Notch should disappear like the touch bar i wouldn’t build an app feature around it..it might. There are better apps that solve these problems and i’m not talking bout tink or toink or whatever it’s called
I switched away from Bartender as soon as they went subscription-only. Ice.app is free and has been working fine: https://icemenubar.app/
@Ian To be clear, Bartender is not subscription-only. The longstanding non-pro features do not require a subscription.
Since Tahoe, I’ve found that all of the apps on this category, including Bartender 6, Ice/Thaw, SaneBar, etc. end up grabbing the cursor spontaneously to try and move menu items around. Has anyone else found that to be the case, or is there something I’m missing?
> plus Top Shelf
So the stuff available in probably dozens of different open-source or free programs like Notchy, Boring Notch, OpenNotch, ComfyNotch, NotchBox, Itchy, Droppy, and countless others. That's not going to convince me to pay for a subscription; making it fast and stable and improving menubar icon management might, though.
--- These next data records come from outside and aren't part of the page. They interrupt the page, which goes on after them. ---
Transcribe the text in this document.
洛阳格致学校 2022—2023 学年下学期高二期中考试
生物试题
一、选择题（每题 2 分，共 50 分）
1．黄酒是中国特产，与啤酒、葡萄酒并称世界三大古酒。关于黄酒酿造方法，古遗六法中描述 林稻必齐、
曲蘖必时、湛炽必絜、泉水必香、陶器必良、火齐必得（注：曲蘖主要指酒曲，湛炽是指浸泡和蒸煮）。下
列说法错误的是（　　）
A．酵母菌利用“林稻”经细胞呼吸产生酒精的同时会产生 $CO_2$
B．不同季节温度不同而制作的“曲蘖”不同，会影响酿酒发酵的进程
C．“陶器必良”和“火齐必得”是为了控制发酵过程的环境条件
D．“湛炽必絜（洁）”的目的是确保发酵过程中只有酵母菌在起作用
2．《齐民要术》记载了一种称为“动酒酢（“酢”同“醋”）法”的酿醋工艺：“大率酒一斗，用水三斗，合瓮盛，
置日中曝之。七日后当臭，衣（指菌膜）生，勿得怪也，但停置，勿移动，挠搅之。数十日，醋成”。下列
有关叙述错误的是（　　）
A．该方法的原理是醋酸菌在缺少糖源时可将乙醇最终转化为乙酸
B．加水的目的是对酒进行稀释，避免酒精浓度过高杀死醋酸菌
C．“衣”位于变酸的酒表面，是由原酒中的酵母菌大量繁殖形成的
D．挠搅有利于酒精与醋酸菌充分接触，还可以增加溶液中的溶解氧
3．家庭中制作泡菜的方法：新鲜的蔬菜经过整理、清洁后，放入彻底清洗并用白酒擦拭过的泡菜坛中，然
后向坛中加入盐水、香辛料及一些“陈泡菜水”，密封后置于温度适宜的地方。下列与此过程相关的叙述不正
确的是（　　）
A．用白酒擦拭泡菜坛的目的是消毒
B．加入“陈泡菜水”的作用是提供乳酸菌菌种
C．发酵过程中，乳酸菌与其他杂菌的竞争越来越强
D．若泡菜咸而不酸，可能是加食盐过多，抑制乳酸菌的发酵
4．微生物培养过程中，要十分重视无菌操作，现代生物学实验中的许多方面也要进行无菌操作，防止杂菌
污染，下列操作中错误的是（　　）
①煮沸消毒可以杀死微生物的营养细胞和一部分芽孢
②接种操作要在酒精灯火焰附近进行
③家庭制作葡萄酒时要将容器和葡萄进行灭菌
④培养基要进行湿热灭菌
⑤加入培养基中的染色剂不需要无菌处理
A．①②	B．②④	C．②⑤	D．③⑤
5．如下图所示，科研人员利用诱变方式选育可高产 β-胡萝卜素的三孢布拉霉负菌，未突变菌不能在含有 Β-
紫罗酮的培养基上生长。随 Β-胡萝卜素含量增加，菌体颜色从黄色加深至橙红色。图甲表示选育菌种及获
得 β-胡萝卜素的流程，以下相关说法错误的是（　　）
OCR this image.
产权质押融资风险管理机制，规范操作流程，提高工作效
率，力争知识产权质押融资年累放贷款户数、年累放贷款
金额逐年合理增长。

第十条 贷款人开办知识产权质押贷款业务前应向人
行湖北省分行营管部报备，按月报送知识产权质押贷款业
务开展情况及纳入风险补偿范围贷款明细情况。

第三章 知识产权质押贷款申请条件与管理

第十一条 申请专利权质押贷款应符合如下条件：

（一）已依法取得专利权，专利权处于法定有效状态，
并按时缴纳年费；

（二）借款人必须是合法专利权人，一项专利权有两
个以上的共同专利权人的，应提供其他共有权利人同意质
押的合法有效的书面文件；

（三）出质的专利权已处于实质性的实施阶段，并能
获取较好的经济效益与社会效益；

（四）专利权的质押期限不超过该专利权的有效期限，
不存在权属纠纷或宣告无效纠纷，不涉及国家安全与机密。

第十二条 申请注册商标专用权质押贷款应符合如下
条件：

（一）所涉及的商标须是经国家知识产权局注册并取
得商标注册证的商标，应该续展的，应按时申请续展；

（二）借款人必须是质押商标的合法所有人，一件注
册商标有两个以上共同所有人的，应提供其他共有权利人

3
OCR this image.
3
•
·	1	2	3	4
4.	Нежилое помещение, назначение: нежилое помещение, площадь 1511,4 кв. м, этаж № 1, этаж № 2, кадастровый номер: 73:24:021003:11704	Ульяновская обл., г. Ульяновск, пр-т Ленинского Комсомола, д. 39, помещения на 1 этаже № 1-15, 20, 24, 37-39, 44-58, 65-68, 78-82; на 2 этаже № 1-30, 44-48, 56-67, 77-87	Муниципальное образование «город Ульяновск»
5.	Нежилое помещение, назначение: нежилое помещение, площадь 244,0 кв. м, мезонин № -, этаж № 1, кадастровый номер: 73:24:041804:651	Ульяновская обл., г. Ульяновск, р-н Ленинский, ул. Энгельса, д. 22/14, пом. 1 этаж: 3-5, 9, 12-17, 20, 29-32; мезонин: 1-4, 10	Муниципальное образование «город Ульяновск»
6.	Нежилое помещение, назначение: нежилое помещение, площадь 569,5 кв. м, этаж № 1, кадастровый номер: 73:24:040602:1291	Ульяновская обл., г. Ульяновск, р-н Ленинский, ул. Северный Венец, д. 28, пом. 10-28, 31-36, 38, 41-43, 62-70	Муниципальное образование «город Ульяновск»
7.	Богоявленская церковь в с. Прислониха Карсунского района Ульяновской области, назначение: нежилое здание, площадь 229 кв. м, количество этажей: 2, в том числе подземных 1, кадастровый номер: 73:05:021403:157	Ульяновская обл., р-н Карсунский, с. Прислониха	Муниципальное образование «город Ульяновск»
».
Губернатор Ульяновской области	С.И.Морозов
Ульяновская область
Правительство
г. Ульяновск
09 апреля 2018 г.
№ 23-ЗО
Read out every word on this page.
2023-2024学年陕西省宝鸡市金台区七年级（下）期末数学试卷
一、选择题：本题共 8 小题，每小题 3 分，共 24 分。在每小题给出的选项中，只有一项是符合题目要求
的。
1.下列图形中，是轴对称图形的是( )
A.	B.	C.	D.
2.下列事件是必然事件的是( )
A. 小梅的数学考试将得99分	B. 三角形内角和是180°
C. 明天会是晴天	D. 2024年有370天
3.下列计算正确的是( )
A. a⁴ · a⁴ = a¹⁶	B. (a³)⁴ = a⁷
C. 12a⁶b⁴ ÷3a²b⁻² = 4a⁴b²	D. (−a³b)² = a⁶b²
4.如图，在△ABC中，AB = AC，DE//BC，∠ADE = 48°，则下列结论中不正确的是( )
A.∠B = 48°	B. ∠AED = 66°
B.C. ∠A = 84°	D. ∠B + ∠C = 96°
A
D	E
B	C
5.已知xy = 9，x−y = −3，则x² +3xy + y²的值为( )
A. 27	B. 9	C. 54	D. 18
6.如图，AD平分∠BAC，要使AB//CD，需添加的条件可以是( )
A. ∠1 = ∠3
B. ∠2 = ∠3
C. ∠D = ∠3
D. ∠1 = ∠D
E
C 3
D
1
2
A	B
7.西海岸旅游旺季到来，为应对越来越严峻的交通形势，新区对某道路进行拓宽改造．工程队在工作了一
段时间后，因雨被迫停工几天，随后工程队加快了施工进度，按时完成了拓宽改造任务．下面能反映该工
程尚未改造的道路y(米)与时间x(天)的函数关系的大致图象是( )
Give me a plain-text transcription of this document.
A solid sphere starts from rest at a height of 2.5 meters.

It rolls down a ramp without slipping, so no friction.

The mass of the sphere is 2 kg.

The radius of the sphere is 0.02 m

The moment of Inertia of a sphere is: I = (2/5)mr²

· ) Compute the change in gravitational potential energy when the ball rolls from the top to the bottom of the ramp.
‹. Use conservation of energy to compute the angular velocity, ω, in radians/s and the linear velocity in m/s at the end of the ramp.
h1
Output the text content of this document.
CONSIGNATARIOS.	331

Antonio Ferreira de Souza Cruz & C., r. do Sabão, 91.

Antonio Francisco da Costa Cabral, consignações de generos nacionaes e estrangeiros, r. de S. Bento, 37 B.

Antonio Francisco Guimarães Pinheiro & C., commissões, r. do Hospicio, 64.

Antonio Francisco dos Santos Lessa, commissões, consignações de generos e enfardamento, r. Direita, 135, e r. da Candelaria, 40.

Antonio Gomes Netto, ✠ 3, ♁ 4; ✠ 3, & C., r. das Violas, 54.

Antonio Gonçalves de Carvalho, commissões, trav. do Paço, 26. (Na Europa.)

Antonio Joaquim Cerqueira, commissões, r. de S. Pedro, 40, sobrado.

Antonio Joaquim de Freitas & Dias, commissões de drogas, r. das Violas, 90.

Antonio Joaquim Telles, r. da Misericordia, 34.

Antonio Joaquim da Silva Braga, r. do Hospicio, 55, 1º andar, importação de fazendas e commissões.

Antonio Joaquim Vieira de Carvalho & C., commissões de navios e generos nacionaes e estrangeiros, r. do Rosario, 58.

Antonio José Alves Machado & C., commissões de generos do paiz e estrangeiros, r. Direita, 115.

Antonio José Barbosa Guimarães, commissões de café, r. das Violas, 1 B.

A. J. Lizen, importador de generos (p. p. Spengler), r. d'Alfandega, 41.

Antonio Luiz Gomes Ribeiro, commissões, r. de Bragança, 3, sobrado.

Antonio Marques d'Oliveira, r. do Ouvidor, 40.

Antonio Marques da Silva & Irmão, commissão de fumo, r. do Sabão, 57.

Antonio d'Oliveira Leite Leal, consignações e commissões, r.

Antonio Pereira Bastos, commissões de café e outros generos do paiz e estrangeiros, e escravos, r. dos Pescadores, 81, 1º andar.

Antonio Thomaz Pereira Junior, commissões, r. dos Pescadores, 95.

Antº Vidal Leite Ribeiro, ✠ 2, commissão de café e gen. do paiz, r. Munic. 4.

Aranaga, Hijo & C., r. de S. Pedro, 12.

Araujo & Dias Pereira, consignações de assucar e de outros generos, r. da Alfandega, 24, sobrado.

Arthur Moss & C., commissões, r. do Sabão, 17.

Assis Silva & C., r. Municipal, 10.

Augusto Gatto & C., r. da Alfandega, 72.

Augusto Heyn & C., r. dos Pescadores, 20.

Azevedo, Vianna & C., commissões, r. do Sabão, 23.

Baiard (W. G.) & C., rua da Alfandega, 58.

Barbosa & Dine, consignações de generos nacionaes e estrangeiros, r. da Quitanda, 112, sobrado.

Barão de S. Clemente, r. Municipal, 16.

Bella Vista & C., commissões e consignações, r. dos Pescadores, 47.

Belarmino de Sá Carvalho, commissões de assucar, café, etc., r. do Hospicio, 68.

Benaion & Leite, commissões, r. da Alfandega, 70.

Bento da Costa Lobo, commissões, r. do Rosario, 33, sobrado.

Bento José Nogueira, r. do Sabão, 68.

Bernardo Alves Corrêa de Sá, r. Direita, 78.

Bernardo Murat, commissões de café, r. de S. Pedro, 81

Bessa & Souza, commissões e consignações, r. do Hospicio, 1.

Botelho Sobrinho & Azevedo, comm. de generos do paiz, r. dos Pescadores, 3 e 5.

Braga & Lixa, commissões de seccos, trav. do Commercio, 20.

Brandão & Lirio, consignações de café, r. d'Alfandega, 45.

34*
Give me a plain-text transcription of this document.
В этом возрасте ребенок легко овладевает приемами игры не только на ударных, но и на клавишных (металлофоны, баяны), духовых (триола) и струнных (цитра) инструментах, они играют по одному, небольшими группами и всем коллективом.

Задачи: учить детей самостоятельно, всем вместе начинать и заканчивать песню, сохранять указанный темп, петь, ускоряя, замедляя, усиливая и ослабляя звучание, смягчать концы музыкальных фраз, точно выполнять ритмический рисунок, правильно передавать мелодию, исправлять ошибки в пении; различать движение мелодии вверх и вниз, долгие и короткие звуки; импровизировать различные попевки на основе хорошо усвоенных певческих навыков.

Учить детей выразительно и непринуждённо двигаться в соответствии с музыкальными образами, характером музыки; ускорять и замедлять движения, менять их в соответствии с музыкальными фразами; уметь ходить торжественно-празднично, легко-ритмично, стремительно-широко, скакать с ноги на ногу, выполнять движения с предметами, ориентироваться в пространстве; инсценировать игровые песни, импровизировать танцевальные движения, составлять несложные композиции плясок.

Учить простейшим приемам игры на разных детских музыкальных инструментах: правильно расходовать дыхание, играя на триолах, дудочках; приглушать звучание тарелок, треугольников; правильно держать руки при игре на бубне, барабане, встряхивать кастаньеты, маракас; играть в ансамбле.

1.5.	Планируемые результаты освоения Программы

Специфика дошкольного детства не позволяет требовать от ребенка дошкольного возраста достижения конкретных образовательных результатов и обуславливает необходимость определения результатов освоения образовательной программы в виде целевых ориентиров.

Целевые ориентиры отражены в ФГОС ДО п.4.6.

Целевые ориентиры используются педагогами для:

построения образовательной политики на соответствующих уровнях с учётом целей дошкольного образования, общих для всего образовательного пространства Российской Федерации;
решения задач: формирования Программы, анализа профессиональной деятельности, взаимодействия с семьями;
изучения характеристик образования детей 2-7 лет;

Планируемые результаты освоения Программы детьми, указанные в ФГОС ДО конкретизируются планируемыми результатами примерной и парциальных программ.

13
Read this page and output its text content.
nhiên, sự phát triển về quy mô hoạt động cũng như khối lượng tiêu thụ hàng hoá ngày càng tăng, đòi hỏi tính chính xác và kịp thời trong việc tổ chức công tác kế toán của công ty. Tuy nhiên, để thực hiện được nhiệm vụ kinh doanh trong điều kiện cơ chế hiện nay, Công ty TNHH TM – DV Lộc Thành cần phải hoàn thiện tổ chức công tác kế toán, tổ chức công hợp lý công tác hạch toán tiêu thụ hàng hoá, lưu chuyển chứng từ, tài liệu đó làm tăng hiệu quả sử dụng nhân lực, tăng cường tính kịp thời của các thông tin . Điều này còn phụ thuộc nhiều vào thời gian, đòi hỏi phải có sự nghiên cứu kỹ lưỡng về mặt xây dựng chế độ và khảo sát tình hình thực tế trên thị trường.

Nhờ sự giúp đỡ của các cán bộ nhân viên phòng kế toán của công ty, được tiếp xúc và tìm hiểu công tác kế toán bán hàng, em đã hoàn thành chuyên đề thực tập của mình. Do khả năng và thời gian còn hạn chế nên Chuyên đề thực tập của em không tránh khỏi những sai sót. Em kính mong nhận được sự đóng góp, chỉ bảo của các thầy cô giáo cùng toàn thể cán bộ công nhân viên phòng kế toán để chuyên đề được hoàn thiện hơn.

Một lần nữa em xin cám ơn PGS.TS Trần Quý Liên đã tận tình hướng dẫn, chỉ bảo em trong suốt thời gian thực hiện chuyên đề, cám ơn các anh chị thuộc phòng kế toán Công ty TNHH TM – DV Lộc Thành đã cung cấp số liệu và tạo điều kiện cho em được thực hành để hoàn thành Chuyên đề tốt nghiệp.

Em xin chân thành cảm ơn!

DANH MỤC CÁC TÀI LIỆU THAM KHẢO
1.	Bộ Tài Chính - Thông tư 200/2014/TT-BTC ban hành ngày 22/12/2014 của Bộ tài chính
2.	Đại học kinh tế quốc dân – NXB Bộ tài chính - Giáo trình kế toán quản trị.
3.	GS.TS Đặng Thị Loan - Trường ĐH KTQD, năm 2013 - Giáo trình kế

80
> the least it can do is just add a quarter inch of bezel and do away with the notch
I don't understand why that would even be necessary. The front camera on many phones seems small enough to fit inside the actual screen bezel, which is almost 7mm tall at the top of the screen. There are also under-display cameras that have gotten really good in recent years.
I don't get how the garbage camera in MacBook Pros needs a notch at all, and whatever other sensors they put in there are useless to me.
> end up grabbing the cursor spontaneously
I've noticed that in Barbee, which I've used for a bit when Bartender stopped working reliably.
Now I'm using Thaw; it seems to be the fastest, most reliable option.
Well holy smokes, look at that. Thank you @Drew, I never knew this and just assumed a fix like this didn't exist.
@Plume I both agree with you and assume there must be a reason all those smart engineers can't give us a hole punch camera on Macs by now. But it is irritating that the phone's superior front-facing camera has a shrinking footprint while this one has remained ungainly large despite the menu bar being far more important than a phone's status bar.
I use Ice and it's pretty great. One of my favorite things is it'll make the center of your menu bar transparent but the edges (with menus and other items) filled. It's a cool look
Bartender's new dynamic Island features look very cool but there's no way I'm paying a $15/year subscription for it
Of note: Applause Group respected the old Mega Supporter licenses. I didn’t have to pay anything extra for the Pro features.
Kudos!
>I’ve found that all of the apps on this category, including Bartender 6, Ice/Thaw, SaneBar, etc. end up grabbing the cursor spontaneously to try and move menu items around.
I haven't seen this with Ice or Thaw. (I moved from Ice to Thaw as it seemed, at the time, to handle Tahoe-specific quirks better.)
>There are also under-display cameras that have gotten really good in recent years.
Yes, but now you're swapping one compromise (an indent of the screen) for another (worse camera optics).
> the phone's superior front-facing camera
Keep in mind a phone is much thicker than a laptop lid. A phone front-facing camera is ~7mm deep; a MacBook camera ~2mm.
"Yes, but now you're swapping one compromise (an indent of the screen) for another (worse camera optics)."
The under-display camera on my Android phone is far better than the webcam in my MacBook Pro.